W środę, 21 sierpnia około godz. 8.45 doszło do tragicznego wypadku na drodze wojewódzkiej 484. To ta droga, którą dzisiaj idzie pabianicka pielgrzymka na Jasną Górę.

- Wyszliśmy z Łękawy w kierunku na Dobryszyce, gdy doszło do wypadku drogowego – opowiada uczestniczka pielgrzymki. – Widziałam jak osobowy samochód jedzie prosto pod ciężarówkę. Kierowca chyba zasłabł za kierownicą.

Jak podaje policja do zdarzenia doszło na wysokości Gałkowic Nowych w gminie Kamieńsk. Czołowo zderzył się tu osobowy ford z samochodem ciężarowym ciągnącym przyczepę z transportem ściętego drewna.

Na pomoc pierwsi ruszyli uczestnicy naszej pielgrzymki:  strażacy z OSP Rydzyny i ratownicy medyczni z karetki PCM, która towarzyszy pielgrzymom.

– Auto osobowe było pogruchotane, a ten kierowca w nim zakleszczony – opowiada pątniczka. – To był straszny widok. Na wszelką pomoc dla niego było za późno. 

Jak podaje radomszczańska policja w wyniku wypadku, kierujący fordem mieszkaniec powiatu bełchatowskiego poniósł śmierć na miejscu.

Z ostatnią posługą dla kierowcy forda pospieszył ks. Przemysław, kierownik pabianickiej pielgrzymki. Udzielił ostatniego namaszczenia zmarłemu kierowcy.

wypadek

Wkrótce nadjechały ambulanse z Radomska. Przyjechali strażacy i policja drogowa.

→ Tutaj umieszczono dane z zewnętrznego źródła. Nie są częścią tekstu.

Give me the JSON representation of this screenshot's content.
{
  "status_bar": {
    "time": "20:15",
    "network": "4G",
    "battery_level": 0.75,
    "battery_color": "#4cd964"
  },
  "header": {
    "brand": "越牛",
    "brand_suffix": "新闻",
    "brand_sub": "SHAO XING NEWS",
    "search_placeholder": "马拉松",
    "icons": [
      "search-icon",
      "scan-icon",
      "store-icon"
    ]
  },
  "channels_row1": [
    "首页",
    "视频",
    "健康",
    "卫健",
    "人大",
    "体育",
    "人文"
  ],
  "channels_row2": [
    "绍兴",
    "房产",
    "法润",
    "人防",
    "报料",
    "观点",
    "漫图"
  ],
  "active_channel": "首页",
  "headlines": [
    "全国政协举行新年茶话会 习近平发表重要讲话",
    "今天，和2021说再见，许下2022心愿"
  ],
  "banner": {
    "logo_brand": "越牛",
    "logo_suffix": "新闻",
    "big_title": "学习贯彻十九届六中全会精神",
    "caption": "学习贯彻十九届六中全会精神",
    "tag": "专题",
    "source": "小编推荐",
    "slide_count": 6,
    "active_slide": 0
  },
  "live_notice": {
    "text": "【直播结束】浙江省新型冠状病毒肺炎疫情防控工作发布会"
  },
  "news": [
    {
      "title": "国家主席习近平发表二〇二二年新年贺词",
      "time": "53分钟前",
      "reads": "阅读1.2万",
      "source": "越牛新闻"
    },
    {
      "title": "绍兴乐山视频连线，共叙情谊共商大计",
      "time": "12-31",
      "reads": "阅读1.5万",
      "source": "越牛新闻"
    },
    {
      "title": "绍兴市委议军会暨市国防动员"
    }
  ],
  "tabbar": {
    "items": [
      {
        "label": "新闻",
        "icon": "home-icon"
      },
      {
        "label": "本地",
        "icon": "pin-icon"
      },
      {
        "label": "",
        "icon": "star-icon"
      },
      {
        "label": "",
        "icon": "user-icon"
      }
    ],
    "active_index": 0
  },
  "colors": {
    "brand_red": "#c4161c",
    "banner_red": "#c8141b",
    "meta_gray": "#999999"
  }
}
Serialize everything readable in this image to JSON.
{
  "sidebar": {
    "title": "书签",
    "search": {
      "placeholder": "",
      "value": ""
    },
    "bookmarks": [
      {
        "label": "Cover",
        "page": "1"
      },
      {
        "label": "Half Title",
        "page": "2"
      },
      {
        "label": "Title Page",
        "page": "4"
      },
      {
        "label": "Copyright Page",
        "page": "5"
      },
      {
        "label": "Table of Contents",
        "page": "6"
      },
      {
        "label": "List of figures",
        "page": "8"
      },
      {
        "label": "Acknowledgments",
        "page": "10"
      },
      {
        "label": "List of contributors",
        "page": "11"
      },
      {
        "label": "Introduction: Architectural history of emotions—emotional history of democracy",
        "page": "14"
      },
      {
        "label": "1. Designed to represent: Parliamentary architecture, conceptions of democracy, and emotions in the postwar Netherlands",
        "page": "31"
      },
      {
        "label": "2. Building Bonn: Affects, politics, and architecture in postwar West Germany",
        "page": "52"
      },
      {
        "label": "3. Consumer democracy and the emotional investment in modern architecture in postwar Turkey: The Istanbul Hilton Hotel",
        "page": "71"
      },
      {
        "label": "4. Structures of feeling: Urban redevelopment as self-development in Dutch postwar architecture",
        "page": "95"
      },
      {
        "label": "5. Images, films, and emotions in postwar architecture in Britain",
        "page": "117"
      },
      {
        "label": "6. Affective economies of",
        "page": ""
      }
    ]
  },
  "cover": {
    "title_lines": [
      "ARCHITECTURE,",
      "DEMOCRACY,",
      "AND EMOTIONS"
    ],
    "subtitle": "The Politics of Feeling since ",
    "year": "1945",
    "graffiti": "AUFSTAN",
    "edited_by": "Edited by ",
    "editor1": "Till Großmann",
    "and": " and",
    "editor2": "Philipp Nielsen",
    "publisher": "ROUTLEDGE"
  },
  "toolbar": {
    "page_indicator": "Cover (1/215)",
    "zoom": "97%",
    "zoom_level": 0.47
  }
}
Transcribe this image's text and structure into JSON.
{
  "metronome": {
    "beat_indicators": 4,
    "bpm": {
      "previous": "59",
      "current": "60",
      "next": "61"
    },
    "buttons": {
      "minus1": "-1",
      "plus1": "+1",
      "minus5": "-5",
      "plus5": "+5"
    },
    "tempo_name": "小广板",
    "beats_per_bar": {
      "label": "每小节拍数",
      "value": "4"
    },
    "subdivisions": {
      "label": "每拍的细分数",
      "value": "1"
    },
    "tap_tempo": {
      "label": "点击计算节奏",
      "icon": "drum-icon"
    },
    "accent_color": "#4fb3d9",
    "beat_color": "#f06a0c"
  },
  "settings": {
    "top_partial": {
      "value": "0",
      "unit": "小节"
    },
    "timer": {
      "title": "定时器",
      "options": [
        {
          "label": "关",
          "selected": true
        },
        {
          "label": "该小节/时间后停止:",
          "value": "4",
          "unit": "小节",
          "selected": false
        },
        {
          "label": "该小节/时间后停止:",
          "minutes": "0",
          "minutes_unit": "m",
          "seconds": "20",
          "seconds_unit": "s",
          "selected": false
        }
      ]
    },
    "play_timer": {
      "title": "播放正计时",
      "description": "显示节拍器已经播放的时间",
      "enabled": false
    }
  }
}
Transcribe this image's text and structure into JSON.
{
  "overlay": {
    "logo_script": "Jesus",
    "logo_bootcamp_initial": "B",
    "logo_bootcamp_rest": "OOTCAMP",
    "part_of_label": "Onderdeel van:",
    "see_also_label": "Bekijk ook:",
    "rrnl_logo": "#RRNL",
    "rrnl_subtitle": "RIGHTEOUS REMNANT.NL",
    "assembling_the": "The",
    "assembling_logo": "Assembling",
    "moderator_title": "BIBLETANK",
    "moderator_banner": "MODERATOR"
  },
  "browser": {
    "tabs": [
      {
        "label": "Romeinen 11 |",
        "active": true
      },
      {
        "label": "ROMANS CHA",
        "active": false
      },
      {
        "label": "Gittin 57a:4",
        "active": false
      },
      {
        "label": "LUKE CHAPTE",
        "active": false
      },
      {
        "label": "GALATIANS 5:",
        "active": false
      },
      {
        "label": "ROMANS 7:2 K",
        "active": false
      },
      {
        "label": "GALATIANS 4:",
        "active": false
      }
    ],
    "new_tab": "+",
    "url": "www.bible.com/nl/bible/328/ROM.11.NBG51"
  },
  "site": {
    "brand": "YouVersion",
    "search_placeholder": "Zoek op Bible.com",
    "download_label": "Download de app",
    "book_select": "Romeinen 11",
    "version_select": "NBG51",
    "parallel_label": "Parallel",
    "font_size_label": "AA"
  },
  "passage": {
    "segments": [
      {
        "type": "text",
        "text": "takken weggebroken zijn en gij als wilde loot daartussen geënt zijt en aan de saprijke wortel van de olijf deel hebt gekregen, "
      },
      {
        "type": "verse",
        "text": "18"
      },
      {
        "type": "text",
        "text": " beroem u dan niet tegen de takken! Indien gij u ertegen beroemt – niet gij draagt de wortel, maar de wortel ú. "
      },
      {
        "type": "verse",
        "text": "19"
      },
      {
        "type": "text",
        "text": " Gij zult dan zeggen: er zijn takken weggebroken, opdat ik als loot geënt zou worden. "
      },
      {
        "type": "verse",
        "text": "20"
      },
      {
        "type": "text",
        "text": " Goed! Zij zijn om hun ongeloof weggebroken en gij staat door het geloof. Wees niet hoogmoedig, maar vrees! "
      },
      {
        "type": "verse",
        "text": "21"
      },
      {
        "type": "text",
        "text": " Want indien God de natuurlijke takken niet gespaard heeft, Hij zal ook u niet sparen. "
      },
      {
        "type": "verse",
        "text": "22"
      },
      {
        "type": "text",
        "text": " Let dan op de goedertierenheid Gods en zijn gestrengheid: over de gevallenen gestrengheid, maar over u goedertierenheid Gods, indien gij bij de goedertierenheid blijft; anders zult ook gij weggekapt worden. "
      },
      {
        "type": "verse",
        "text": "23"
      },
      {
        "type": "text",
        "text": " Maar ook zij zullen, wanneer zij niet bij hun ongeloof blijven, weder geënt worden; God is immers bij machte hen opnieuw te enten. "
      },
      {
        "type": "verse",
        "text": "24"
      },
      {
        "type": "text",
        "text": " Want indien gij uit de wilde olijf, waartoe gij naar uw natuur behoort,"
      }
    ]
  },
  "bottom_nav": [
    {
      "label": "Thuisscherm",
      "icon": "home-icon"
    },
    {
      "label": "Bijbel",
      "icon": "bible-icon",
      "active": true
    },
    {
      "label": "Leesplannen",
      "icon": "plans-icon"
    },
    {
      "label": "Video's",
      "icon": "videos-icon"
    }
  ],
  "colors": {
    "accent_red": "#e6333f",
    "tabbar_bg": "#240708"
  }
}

- Z ustaleń policjantów wynika, że 47-letni kierujący Fordem, jadąc w kierunku Kamieńska, z nieustalonych przyczyn zjechał na przeciwny pas ruchu i doprowadził do zderzenia z zestawem pojazdów, tj. ciągnikiem siodłowym do którego doczepiona była przyczepa przewożąca drewno – podaje Aneta Wlazłowska z Komendy Powiatowej Policji w Radomsku.

Decyzją prokuratora, ciało denata zostało zabezpieczone w prosektorium celem przeprowadzenia niezbędnych badań. Kierowca ciężarówki to 40-letni mieszkaniec powiatu piotrkowskiego. Mężczyzna był trzeźwy. Zarówno on, jak i pasażer pojazdu nie odnieśli poważnych obrażeń.